Натан спросил с грустью:
— С чего ты — о смерти?
— Ну как же! Не на свадьбе мы — на войне. Вставайте. Стан обойдем, посмотрим, послушаем…
Обычно каждый отряд, особенно вспомогательный, на стоянках держится отдельно, говорит на своем языке и поет у костра свои песни.
Но сегодня все тянулись друг к другу, перемешались, как на базаре, в шумной веселой толпе: саки, парфяне, хунну, персы, арабы, атропатены и греки, армяне, евреи, индийцы. Гремит барабан, заливается дудка. И все говорят на одном языке — на парфянском и поют одну боевую песню.
Завтра — бой! Но ни страха нет, ни уныния. Этих не надо прельщать добычей и славой, возбуждать их мужество посулами. Просто все они знают, что такое Рим. И все, как Фарнук, не хотят копать под землей для Красса руду.
— Хорошо, — хмуро сказал Сурхан.
…Позже, накрывшись шубой, они лежали с Феризат в повозке и смотрели на звездное небо. Знакомое небо, свое, с привычной россыпью созвездий.

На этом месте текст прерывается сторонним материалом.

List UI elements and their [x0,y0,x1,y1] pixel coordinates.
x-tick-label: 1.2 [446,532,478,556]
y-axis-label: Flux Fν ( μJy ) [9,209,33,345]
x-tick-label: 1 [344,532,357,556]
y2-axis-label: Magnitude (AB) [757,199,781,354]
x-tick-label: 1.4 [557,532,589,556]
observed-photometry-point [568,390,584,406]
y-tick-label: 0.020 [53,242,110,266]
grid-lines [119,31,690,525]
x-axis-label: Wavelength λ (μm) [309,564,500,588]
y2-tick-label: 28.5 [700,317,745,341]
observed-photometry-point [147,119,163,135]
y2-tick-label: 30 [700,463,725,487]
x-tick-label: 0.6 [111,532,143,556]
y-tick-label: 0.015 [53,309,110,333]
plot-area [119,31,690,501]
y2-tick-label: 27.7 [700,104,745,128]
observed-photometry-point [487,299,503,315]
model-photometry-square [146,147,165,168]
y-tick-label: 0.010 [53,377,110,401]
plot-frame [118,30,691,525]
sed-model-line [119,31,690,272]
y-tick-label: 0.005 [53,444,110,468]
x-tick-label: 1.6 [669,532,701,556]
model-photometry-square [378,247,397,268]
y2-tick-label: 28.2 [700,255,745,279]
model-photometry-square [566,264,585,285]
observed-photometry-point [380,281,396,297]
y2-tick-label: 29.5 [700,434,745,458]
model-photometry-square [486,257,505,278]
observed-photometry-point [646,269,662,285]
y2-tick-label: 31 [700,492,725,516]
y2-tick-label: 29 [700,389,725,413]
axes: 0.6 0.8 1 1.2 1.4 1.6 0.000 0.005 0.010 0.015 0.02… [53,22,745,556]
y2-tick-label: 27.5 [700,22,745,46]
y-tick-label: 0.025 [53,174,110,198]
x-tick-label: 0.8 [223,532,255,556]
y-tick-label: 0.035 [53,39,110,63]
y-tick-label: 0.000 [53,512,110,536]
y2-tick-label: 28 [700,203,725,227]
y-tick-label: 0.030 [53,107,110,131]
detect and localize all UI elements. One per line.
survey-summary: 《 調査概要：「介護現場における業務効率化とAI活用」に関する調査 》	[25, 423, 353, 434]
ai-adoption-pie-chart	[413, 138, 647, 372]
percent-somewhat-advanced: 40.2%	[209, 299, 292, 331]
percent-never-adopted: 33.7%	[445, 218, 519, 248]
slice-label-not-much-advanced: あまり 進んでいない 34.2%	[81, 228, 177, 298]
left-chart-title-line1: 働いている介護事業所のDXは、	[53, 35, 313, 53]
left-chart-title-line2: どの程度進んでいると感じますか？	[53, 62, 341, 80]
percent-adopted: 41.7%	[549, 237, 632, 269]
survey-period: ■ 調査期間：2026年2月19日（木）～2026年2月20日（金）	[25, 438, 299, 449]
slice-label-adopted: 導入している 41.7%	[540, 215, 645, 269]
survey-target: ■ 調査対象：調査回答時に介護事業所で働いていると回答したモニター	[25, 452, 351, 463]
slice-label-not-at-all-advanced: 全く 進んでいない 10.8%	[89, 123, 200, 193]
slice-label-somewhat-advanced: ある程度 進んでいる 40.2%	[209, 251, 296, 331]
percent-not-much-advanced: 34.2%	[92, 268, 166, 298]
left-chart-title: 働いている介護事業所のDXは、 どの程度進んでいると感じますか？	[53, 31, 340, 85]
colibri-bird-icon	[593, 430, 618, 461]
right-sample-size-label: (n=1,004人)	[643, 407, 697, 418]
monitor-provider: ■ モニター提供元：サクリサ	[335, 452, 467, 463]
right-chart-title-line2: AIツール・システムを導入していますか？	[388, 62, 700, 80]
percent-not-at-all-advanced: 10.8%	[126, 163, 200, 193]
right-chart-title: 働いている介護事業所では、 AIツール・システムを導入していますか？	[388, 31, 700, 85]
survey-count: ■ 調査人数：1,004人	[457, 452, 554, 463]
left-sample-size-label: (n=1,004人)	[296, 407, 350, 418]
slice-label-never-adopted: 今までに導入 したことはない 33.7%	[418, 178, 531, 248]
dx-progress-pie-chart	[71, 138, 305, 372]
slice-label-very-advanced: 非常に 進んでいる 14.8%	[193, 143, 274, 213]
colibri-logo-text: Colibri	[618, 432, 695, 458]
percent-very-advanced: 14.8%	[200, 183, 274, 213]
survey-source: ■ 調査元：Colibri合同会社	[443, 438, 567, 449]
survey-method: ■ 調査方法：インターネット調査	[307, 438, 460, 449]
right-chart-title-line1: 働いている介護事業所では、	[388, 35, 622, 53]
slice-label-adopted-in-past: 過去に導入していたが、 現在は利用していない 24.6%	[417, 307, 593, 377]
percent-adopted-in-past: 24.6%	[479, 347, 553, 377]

— Как у нас в горах, — вздохнула Феризат. — И воздух такой же, чистый и мягкий. Но, конечно, в каменной лачуге, в которой я родилась, другой был воздух, — сказала она со вздохом. — Зимой козы и овцы ночевали с нами. Мы в глубине помещения, они у порога. Дым от костра, вонь мочи и катышек. Так бы я и зачахла в этой лачуге, если бы ты, мой золотой, не увидел меня на охоте, проездом. — Она прижалась к нему покрепче, обняла за шею. — Никогда не забуду, как ты купал меня в горячей воде. Своими руками смывал мою грязь. Я раньше в холодном ручье умывалась, не знала горячей воды. И красоты своей не знала…
— Ты с чего вдруг разговорилась? — спросил Сурхан угрюмо.
— Боюсь! — Она заплакала.
— Чего?
— Завтра бой.
— Ну и что? Не тебе воевать.
— И тебе бы не надо! Ради кого? Хуруд тебе такой же враг, как и этот страшный Красс.
— Я… не ради Хуруда. — С теми, кто мог его понять, он час назад шутил, зубоскалил; с той, с кем надо шутить, зубоскалить, заговорил серьезно:
— Долг, разумеешь? Долг!
— Разумею. Это когда у кого-то взял взаймы и надо отдать.
— Нет! Я о высшем долге. Когда, не взяв ни у кого ничего, все равно надо отдать. Все. Даже жизнь. Делать, что следует делать. По совести.
— А! — Она помолчала, стараясь вникнуть в смысл его слов. И засмеялась: — Не разумею. Я все к чему? — Феризат приложилась влажными губами к его горячему уху. — Я…
Она положила руку Сурхана на свой живот.
— Да?! — вскричал Сурхан и вскочил. — Тогда — тем более! Тем более… Полежи. Я сейчас…
Первым навстречу ему попался человек с черной повязкой на лбу.
— Чего ты хочешь больше всего? Проси! У меня радость.
Беглый раб отлично знал, чего он хочет. Заветное желание? И не медля поймал Сурхана на слове:
— Голову Красса.
…В то утро все валилось у римлян из рук. Знамена будто в землю вросли, — немалых усилий стоило их поднять. И Красс, выходя из палатки, накинул не пурпурный плащ, как надлежит полководцу, а черный.
Хорошо, что Петроний и Публий сразу заметили это. Пришлось вернуться в палатку. «Недобрый знак», — мелькнула мысль.
— Что со мной происходит? — пробормотал Красс потерянно.
— Солнце слепит. — Сын, подавая ему нужный плащ, вдруг увидел, как устал, обрюзг, изнемог родитель. — У меня самого глаза слезятся с утра. — Он тихо вздохнул.
Ради чего старик мучит себя? Ради денег? Сын баснословно богатого человека, которому никак не грозило разорение, Публий не понимал трудной ценности денег. Они есть и будут всегда, сколько захочешь. Ради славы римской? Вот это понятно!
Публий весь кипел. Положим, он отличился в Галлии. Но Галлия — всего лишь провинция, не больше Сирии, и слава, связанная с нею, — слава местного значения. Покорить весь Восток! Необъятный, таинственный. В анналах запишут: «Два Красса, старший и младший…»
Это — цель!
Публий уже и сам не знал, отчего вздрагивает сердце: от жалости к отцу или от острого ощущения горячей и трепетной близости невероятных событий. Ради этой цели стоит терпеть лишения. И Публий пойдет с отцом до последней черты…
— Черный и красный? — взвесил Красс в руках тяжелые плащи.